When you idolize someone, it becomes difficult to look past their admirable qualities and see their flaws. That’s why, when you finally face the truth—the truth that maybe your personal heroes aren’t perfect—it’s sad realizing that the person you look up to is human, and actually just wearing a Grimace costume.
After discovering the truth, it’s only natural to feel betrayed. You spent years admiring your hero, believing beyond a doubt that he resided in McDonaldland being best friends with Ronald McDonald and Birdie. Finding out that the man you loved, respected, and emulated is actually hundreds of different employees in giant purple disguises is a fact that would hurt anyone.

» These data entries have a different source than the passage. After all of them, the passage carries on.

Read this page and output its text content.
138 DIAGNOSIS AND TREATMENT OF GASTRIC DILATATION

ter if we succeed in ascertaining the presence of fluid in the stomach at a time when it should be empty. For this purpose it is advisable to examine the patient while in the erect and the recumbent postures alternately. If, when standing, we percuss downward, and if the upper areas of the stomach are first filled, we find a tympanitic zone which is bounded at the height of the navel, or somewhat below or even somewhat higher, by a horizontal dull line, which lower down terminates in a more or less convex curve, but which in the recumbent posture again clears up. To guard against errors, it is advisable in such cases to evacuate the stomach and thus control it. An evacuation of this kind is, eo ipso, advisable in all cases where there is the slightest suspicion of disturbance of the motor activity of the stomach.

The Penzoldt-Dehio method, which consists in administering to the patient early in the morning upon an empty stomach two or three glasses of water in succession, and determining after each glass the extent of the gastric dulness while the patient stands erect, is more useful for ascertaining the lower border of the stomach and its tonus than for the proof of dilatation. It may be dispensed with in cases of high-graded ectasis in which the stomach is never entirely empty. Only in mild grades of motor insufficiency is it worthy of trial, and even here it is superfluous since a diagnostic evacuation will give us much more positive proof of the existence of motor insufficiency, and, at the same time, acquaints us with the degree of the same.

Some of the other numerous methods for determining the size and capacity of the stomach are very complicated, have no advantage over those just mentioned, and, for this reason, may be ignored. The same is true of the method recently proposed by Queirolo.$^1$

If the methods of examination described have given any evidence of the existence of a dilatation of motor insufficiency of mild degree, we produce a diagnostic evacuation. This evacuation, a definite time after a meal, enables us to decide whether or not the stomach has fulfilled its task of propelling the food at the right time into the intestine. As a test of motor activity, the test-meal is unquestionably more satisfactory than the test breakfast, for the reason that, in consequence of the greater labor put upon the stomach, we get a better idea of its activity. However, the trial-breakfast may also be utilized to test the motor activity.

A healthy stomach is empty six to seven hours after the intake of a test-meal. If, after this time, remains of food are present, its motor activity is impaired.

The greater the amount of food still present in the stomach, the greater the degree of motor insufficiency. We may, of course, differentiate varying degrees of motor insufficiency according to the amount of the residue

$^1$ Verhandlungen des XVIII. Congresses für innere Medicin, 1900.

Why, though, does the pain never seem to pass? Perhaps it’s because you always held your hero above such flagrant dishonesty. Perhaps it’s because you’d never imagined him stooping to the level of society’s villains, like the Hamburglar. Regardless of the reason, the truth always cuts deep.
You spent years admiring your hero, believing beyond a doubt that he resided in McDonaldland being best friends with Ronald McDonald and Birdie.
It’s a revelation that leaves you with hundreds of new questions. If Grimace is actually hundreds of human men and women wearing a convincing outfit, what else have we been misled about? Does he actually like cheeseburgers? Is he really purple? Do we actually know his real opinions on Mayor McCheese?
In light of this discovery it’s tempting to become jaded and cynical. To turn our backs on our heroes rather than risk being hurt again.
Instead, I believe we should strive to succeed where our heroes failed. We should be ethical and honest. We should be large, stupid, purple monsters that gobble cheeseburgers by the pound. Perhaps then we can realize that instead of looking up to others, we have to be our own role models and be the Grimace that he never was.